A recent article from the Association of Software Publishers echoes something that we at Hudson have been telling our clients for years: that tiered software support, the way most call centers do it, works very poorly.
Here is what they said:
“For a while now, forward – thinking customer support and call center managers have realized that the traditional ‘tiered’ support model (level 1 staff escalating to level 2 escalating to level 3 staff) is outdated and inefficient. Why? In a traditional support model, your least technically qualified staff are ‘the face of your organization’ to your customers and partners. This does a disservice to the customer, and makes the staff member’s life miserable while they hunt down the information or the right person to resolve your customer’s issue. Is it any wonder that as soon as they are better trained, your team members ‘escape’ to level 2, so that they don’t get interrupted by as many customer issues? This model doesn’t make any business sense to anyone anymore.
What isn’t stated explicitly in the quote above, but what is implied, is what the phrase “least technically qualified staff” really means. After all, technical skills are only part of what is needed to solve problems. What the phrase really means is that the typical Tier I agent is only trained to handle basic problems on the account, and is usually working with a script which the agent is supposed to follow until he either solves the case or gets lost and needs to escalate.

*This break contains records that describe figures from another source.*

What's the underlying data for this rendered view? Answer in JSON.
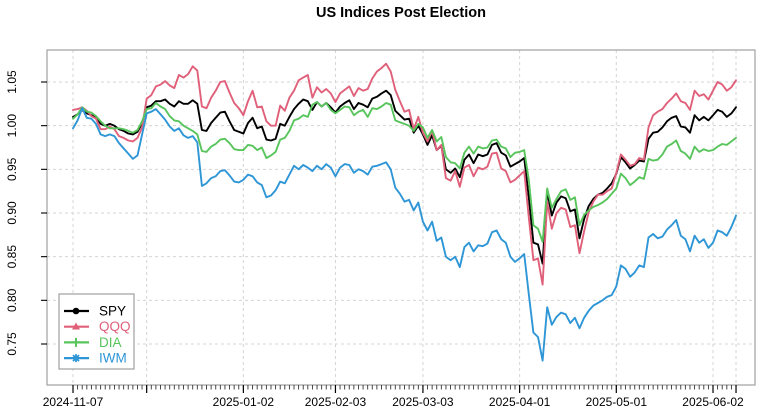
{
  "title": "US Indices Post Election",
  "chart_data": {
    "type": "line",
    "title": "US Indices Post Election",
    "xlabel": "",
    "ylabel": "",
    "grid": true,
    "legend_position": "bottom-left",
    "ylim": [
      0.703,
      1.087
    ],
    "y_ticks": [
      0.75,
      0.8,
      0.85,
      0.9,
      0.95,
      1.0,
      1.05
    ],
    "y_tick_labels": [
      "0.75",
      "0.80",
      "0.85",
      "0.90",
      "0.95",
      "1.00",
      "1.05"
    ],
    "x_major_ticks": [
      {
        "date": "2024-11-07",
        "label": "2024-11-07"
      },
      {
        "date": "2024-12-02",
        "label": ""
      },
      {
        "date": "2025-01-02",
        "label": "2025-01-02"
      },
      {
        "date": "2025-02-03",
        "label": "2025-02-03"
      },
      {
        "date": "2025-03-03",
        "label": "2025-03-03"
      },
      {
        "date": "2025-04-01",
        "label": "2025-04-01"
      },
      {
        "date": "2025-05-01",
        "label": "2025-05-01"
      },
      {
        "date": "2025-06-02",
        "label": "2025-06-02"
      },
      {
        "date": "2025-06-09",
        "label": ""
      }
    ],
    "axis_colors": {
      "grid": "#d4d4d4",
      "box": "#a0a0a0",
      "tick": "#333333",
      "label": "#000000"
    },
    "dates": [
      "2024-11-07",
      "2024-11-08",
      "2024-11-11",
      "2024-11-12",
      "2024-11-13",
      "2024-11-14",
      "2024-11-15",
      "2024-11-18",
      "2024-11-19",
      "2024-11-20",
      "2024-11-21",
      "2024-11-22",
      "2024-11-25",
      "2024-11-26",
      "2024-11-27",
      "2024-11-29",
      "2024-12-02",
      "2024-12-03",
      "2024-12-04",
      "2024-12-05",
      "2024-12-06",
      "2024-12-09",
      "2024-12-10",
      "2024-12-11",
      "2024-12-12",
      "2024-12-13",
      "2024-12-16",
      "2024-12-17",
      "2024-12-18",
      "2024-12-19",
      "2024-12-20",
      "2024-12-23",
      "2024-12-24",
      "2024-12-26",
      "2024-12-27",
      "2024-12-30",
      "2024-12-31",
      "2025-01-02",
      "2025-01-03",
      "2025-01-06",
      "2025-01-07",
      "2025-01-08",
      "2025-01-10",
      "2025-01-13",
      "2025-01-14",
      "2025-01-15",
      "2025-01-16",
      "2025-01-17",
      "2025-01-21",
      "2025-01-22",
      "2025-01-23",
      "2025-01-24",
      "2025-01-27",
      "2025-01-28",
      "2025-01-29",
      "2025-01-30",
      "2025-01-31",
      "2025-02-03",
      "2025-02-04",
      "2025-02-05",
      "2025-02-06",
      "2025-02-07",
      "2025-02-10",
      "2025-02-11",
      "2025-02-12",
      "2025-02-13",
      "2025-02-14",
      "2025-02-18",
      "2025-02-19",
      "2025-02-20",
      "2025-02-21",
      "2025-02-24",
      "2025-02-25",
      "2025-02-26",
      "2025-02-27",
      "2025-02-28",
      "2025-03-03",
      "2025-03-04",
      "2025-03-05",
      "2025-03-06",
      "2025-03-07",
      "2025-03-10",
      "2025-03-11",
      "2025-03-12",
      "2025-03-13",
      "2025-03-14",
      "2025-03-17",
      "2025-03-18",
      "2025-03-19",
      "2025-03-20",
      "2025-03-21",
      "2025-03-24",
      "2025-03-25",
      "2025-03-26",
      "2025-03-27",
      "2025-03-28",
      "2025-03-31",
      "2025-04-01",
      "2025-04-02",
      "2025-04-03",
      "2025-04-04",
      "2025-04-07",
      "2025-04-08",
      "2025-04-09",
      "2025-04-10",
      "2025-04-11",
      "2025-04-14",
      "2025-04-15",
      "2025-04-16",
      "2025-04-17",
      "2025-04-21",
      "2025-04-22",
      "2025-04-23",
      "2025-04-24",
      "2025-04-25",
      "2025-04-28",
      "2025-04-29",
      "2025-04-30",
      "2025-05-01",
      "2025-05-02",
      "2025-05-05",
      "2025-05-06",
      "2025-05-07",
      "2025-05-08",
      "2025-05-09",
      "2025-05-12",
      "2025-05-13",
      "2025-05-14",
      "2025-05-15",
      "2025-05-16",
      "2025-05-19",
      "2025-05-20",
      "2025-05-21",
      "2025-05-22",
      "2025-05-23",
      "2025-05-27",
      "2025-05-28",
      "2025-05-29",
      "2025-05-30",
      "2025-06-02",
      "2025-06-03",
      "2025-06-04",
      "2025-06-05",
      "2025-06-06",
      "2025-06-09"
    ],
    "series": [
      {
        "name": "SPY",
        "color": "#000000",
        "marker": "circle",
        "values": [
          1.01,
          1.013,
          1.018,
          1.014,
          1.012,
          1.01,
          1.002,
          1.0,
          1.002,
          1.0,
          0.996,
          0.994,
          0.991,
          0.99,
          0.993,
          1.003,
          1.021,
          1.023,
          1.028,
          1.028,
          1.03,
          1.025,
          1.022,
          1.028,
          1.025,
          1.025,
          1.029,
          1.025,
          0.995,
          0.994,
          1.003,
          1.009,
          1.015,
          1.016,
          1.005,
          0.995,
          0.993,
          0.991,
          1.003,
          1.009,
          0.997,
          0.999,
          0.984,
          0.983,
          0.985,
          1.002,
          1.0,
          1.01,
          1.019,
          1.025,
          1.03,
          1.028,
          1.018,
          1.027,
          1.022,
          1.026,
          1.021,
          1.015,
          1.022,
          1.026,
          1.029,
          1.019,
          1.026,
          1.024,
          1.021,
          1.031,
          1.033,
          1.037,
          1.04,
          1.035,
          1.017,
          1.012,
          1.007,
          1.008,
          0.992,
          1.0,
          0.99,
          0.978,
          0.989,
          0.972,
          0.977,
          0.95,
          0.946,
          0.951,
          0.941,
          0.961,
          0.967,
          0.957,
          0.967,
          0.965,
          0.967,
          0.978,
          0.98,
          0.969,
          0.966,
          0.953,
          0.956,
          0.959,
          0.963,
          0.918,
          0.866,
          0.864,
          0.842,
          0.925,
          0.897,
          0.912,
          0.919,
          0.917,
          0.902,
          0.904,
          0.871,
          0.893,
          0.908,
          0.916,
          0.921,
          0.923,
          0.928,
          0.934,
          0.945,
          0.964,
          0.958,
          0.951,
          0.955,
          0.96,
          0.959,
          0.985,
          0.992,
          0.993,
          0.998,
          1.005,
          1.009,
          1.011,
          0.999,
          0.998,
          0.992,
          1.012,
          1.006,
          1.01,
          1.006,
          1.012,
          1.018,
          1.016,
          1.01,
          1.014,
          1.021
        ]
      },
      {
        "name": "QQQ",
        "color": "#e0607a",
        "marker": "triangle",
        "values": [
          1.018,
          1.019,
          1.021,
          1.017,
          1.011,
          1.008,
          0.996,
          0.996,
          0.999,
          0.996,
          0.988,
          0.986,
          0.983,
          0.982,
          0.986,
          0.998,
          1.031,
          1.035,
          1.045,
          1.047,
          1.051,
          1.046,
          1.043,
          1.058,
          1.055,
          1.059,
          1.068,
          1.063,
          1.022,
          1.02,
          1.032,
          1.04,
          1.05,
          1.051,
          1.038,
          1.026,
          1.02,
          1.012,
          1.028,
          1.04,
          1.021,
          1.022,
          1.005,
          1.0,
          1.0,
          1.023,
          1.017,
          1.032,
          1.04,
          1.052,
          1.055,
          1.058,
          1.032,
          1.044,
          1.038,
          1.042,
          1.037,
          1.027,
          1.037,
          1.041,
          1.045,
          1.034,
          1.043,
          1.04,
          1.042,
          1.054,
          1.062,
          1.066,
          1.071,
          1.062,
          1.041,
          1.028,
          1.016,
          1.018,
          0.996,
          1.01,
          0.992,
          0.982,
          0.994,
          0.972,
          0.978,
          0.94,
          0.937,
          0.948,
          0.93,
          0.952,
          0.955,
          0.942,
          0.952,
          0.95,
          0.953,
          0.968,
          0.969,
          0.951,
          0.948,
          0.935,
          0.938,
          0.943,
          0.948,
          0.895,
          0.846,
          0.848,
          0.818,
          0.913,
          0.882,
          0.9,
          0.906,
          0.904,
          0.884,
          0.886,
          0.854,
          0.879,
          0.901,
          0.913,
          0.921,
          0.921,
          0.925,
          0.928,
          0.946,
          0.967,
          0.961,
          0.954,
          0.956,
          0.963,
          0.961,
          0.998,
          1.012,
          1.016,
          1.019,
          1.026,
          1.031,
          1.037,
          1.028,
          1.026,
          1.018,
          1.04,
          1.034,
          1.036,
          1.03,
          1.04,
          1.05,
          1.047,
          1.04,
          1.044,
          1.052
        ]
      },
      {
        "name": "DIA",
        "color": "#58c55c",
        "marker": "plus",
        "values": [
          1.008,
          1.013,
          1.021,
          1.016,
          1.015,
          1.011,
          1.005,
          1.0,
          0.997,
          0.997,
          0.997,
          0.996,
          0.994,
          0.992,
          0.995,
          1.005,
          1.019,
          1.02,
          1.026,
          1.022,
          1.019,
          1.011,
          1.006,
          1.005,
          1.0,
          0.997,
          0.994,
          0.99,
          0.971,
          0.97,
          0.976,
          0.979,
          0.984,
          0.985,
          0.98,
          0.973,
          0.972,
          0.972,
          0.978,
          0.977,
          0.972,
          0.975,
          0.963,
          0.966,
          0.97,
          0.984,
          0.986,
          0.994,
          1.006,
          1.008,
          1.012,
          1.01,
          1.024,
          1.027,
          1.022,
          1.026,
          1.018,
          1.014,
          1.018,
          1.022,
          1.021,
          1.012,
          1.016,
          1.018,
          1.01,
          1.02,
          1.019,
          1.022,
          1.026,
          1.024,
          1.006,
          1.004,
          1.002,
          1.0,
          0.994,
          1.002,
          0.998,
          0.986,
          0.995,
          0.982,
          0.987,
          0.964,
          0.958,
          0.957,
          0.951,
          0.969,
          0.976,
          0.968,
          0.976,
          0.974,
          0.975,
          0.983,
          0.984,
          0.976,
          0.974,
          0.964,
          0.969,
          0.97,
          0.972,
          0.938,
          0.886,
          0.882,
          0.867,
          0.928,
          0.906,
          0.916,
          0.925,
          0.927,
          0.915,
          0.918,
          0.886,
          0.898,
          0.903,
          0.907,
          0.909,
          0.912,
          0.916,
          0.922,
          0.928,
          0.945,
          0.94,
          0.932,
          0.936,
          0.941,
          0.939,
          0.962,
          0.96,
          0.961,
          0.967,
          0.976,
          0.979,
          0.983,
          0.971,
          0.968,
          0.962,
          0.976,
          0.97,
          0.973,
          0.971,
          0.972,
          0.976,
          0.979,
          0.978,
          0.982,
          0.986
        ]
      },
      {
        "name": "IWM",
        "color": "#2e96d6",
        "marker": "asterisk",
        "values": [
          0.997,
          1.006,
          1.02,
          1.009,
          1.008,
          1.002,
          0.99,
          0.988,
          0.99,
          0.988,
          0.98,
          0.974,
          0.968,
          0.962,
          0.966,
          0.99,
          1.014,
          1.016,
          1.019,
          1.013,
          1.007,
          0.999,
          0.994,
          0.997,
          0.989,
          0.986,
          0.988,
          0.981,
          0.931,
          0.934,
          0.94,
          0.942,
          0.948,
          0.949,
          0.943,
          0.936,
          0.935,
          0.938,
          0.944,
          0.942,
          0.935,
          0.932,
          0.918,
          0.92,
          0.926,
          0.936,
          0.934,
          0.944,
          0.954,
          0.95,
          0.955,
          0.952,
          0.948,
          0.954,
          0.95,
          0.956,
          0.952,
          0.942,
          0.952,
          0.956,
          0.955,
          0.946,
          0.95,
          0.948,
          0.944,
          0.953,
          0.954,
          0.956,
          0.958,
          0.95,
          0.929,
          0.922,
          0.913,
          0.915,
          0.903,
          0.912,
          0.89,
          0.88,
          0.89,
          0.868,
          0.872,
          0.85,
          0.846,
          0.85,
          0.838,
          0.861,
          0.866,
          0.856,
          0.863,
          0.862,
          0.865,
          0.878,
          0.88,
          0.87,
          0.866,
          0.85,
          0.844,
          0.848,
          0.853,
          0.807,
          0.763,
          0.758,
          0.731,
          0.792,
          0.772,
          0.781,
          0.786,
          0.784,
          0.774,
          0.78,
          0.768,
          0.78,
          0.788,
          0.794,
          0.797,
          0.8,
          0.804,
          0.806,
          0.816,
          0.84,
          0.836,
          0.827,
          0.832,
          0.84,
          0.838,
          0.872,
          0.876,
          0.871,
          0.873,
          0.881,
          0.886,
          0.892,
          0.874,
          0.87,
          0.856,
          0.874,
          0.866,
          0.87,
          0.86,
          0.866,
          0.88,
          0.878,
          0.874,
          0.884,
          0.897
        ]
      }
    ]
  }
}
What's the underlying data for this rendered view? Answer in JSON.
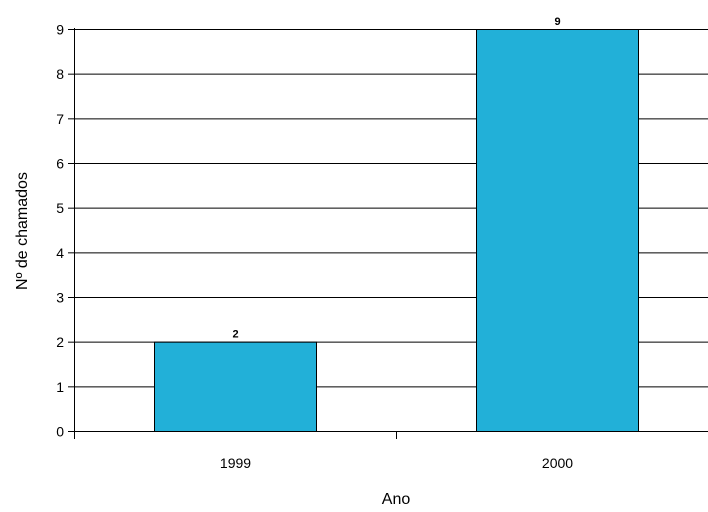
{
  "chart_data": {
    "type": "bar",
    "categories": [
      "1999",
      "2000"
    ],
    "values": [
      2,
      9
    ],
    "data_labels": [
      "2",
      "9"
    ],
    "title": "",
    "xlabel": "Ano",
    "ylabel": "Nº de chamados",
    "ylim": [
      0,
      9
    ],
    "yticks": [
      0,
      1,
      2,
      3,
      4,
      5,
      6,
      7,
      8,
      9
    ],
    "grid": true,
    "legend": "none",
    "colors": {
      "bar": "#22B0D8",
      "bar_stroke": "#000000",
      "grid": "#000000",
      "axis": "#000000"
    }
  }
}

All calls are supposed to follow the script, even when the customer’s problem doesn’t fit the script. This is what wastes time and “does a disservice to the customer.” And as the quote says above, when the best Tier I agents get more training and information, they escape Tier I as soon as they can. Nobody wants to follow the same script all day, every day. So Tier I on the whole never gets better.
So do you really want the “least technically qualified staff” talking to your customers? We didn’t think so. What you really want, and what Hudson provides, is that the person who answer the phone can solve the problem, efficiently and without the customer waiting for escalations and transfers.
How often, you might ask, does the agent solve the problem on the first contact? Leaving aside problems that can’t be solved and must be reported to the client (escalations for “bugs”, website failures, database failures, etc.), the answer is that, on average, less than 2% of all calls requires internal escalation to a more experienced person. 98 calls out of 100 solved on the first phone contact. (We are excluding email here, where first contact is the email from the customer and often doesn’t give us enough information to solve the problem on the first try).
When I call anywhere, I want an agent to listen to what I have to say, understand me, and to solve the problem with me on the phone, without lengthy delays, or having to first go through a Tier I agent who barely understands my problem, and keeps trying to follow a script with me.
That is the value proposition for Hudson Software. Short wait times and agents who can solve your customer’s problems. Making your customers, we believe, happier and more likely to stay your customers.